CANADA - A province-wide Farm and Ranch Water Infrastructure Program, unveiled by the Saskatchewan government is expected to help the province's farmers protect themselves against drought while helping boost agricultural opportunities in the province, writes Bruce Cochrane.

In response to successive years of drought, a water infrastructure program was launched in southwestern Saskatchewan last year.

That program has now been expanded to cover the entire province and will provide almost 53 million dollars over four years.

Agriculture minister Bob Bjornerud says the program was received very well last year and a lot people in the southwest dug dugouts, did piping and drilled wells.

Bob Bjornerud-Saskatchewan Agriculture Minister

Every farmer in the province right now is covered under the program, is eligible to apply.

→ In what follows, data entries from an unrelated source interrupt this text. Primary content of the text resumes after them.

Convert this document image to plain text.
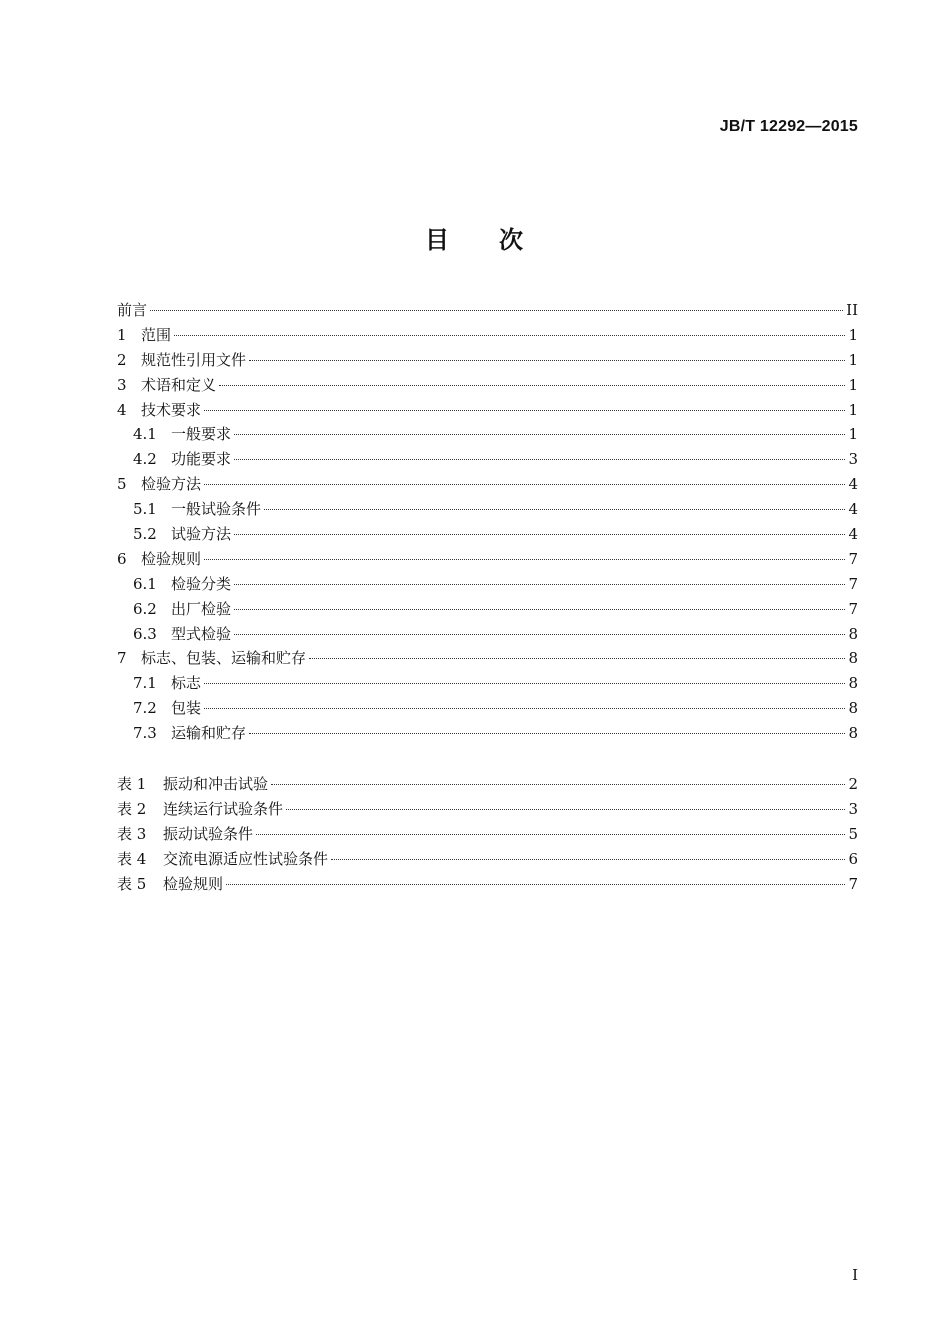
JB/T 12292—2015
目 次
前言	II
1 范围	1
2 规范性引用文件	1
3 术语和定义	1
4 技术要求	1
4.1 一般要求	1
4.2 功能要求	3
5 检验方法	4
5.1 一般试验条件	4
5.2 试验方法	4
6 检验规则	7
6.1 检验分类	7
6.2 出厂检验	7
6.3 型式检验	8
7 标志、包装、运输和贮存	8
7.1 标志	8
7.2 包装	8
7.3 运输和贮存	8
表 1	振动和冲击试验	2
表 2	连续运行试验条件	3
表 3	振动试验条件	5
表 4	交流电源适应性试验条件	6
表 5	检验规则	7
I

Also our rural municipalities, we have made it available to them because when it comes to the cost of a community well or something of course the costs are higher and they're in a better position to do that.

First Nations out there can take part in it, that are involved in agriculture.

Projects, anything that's tied to agriculture can apply for the water program on any aspect whether it's dugouts or piping or what ever it is.

It includes shallow and deep buried pipelines and then, as I said before, on-farm wells and community wells.

It covers a wide range of water provided for agriculture whether it's the cattle industry, what ever it is.

Especially for areas like for areas in the southwest when drought hits us and we know from time to time that will happen again that we're more prepared for it and we have a resource there to provide water in those times.


Mr Bjornerud says, with herds getting very large right now, you have to have water on your farms and ranches whether it's a year when we get lots of rain or one when we happen to get into drought periods.

He suggests, by drilling a lot more wells, we'll be more prepared for the next drought and he hopes those wells will be in place for the next 20, 30, 40 years.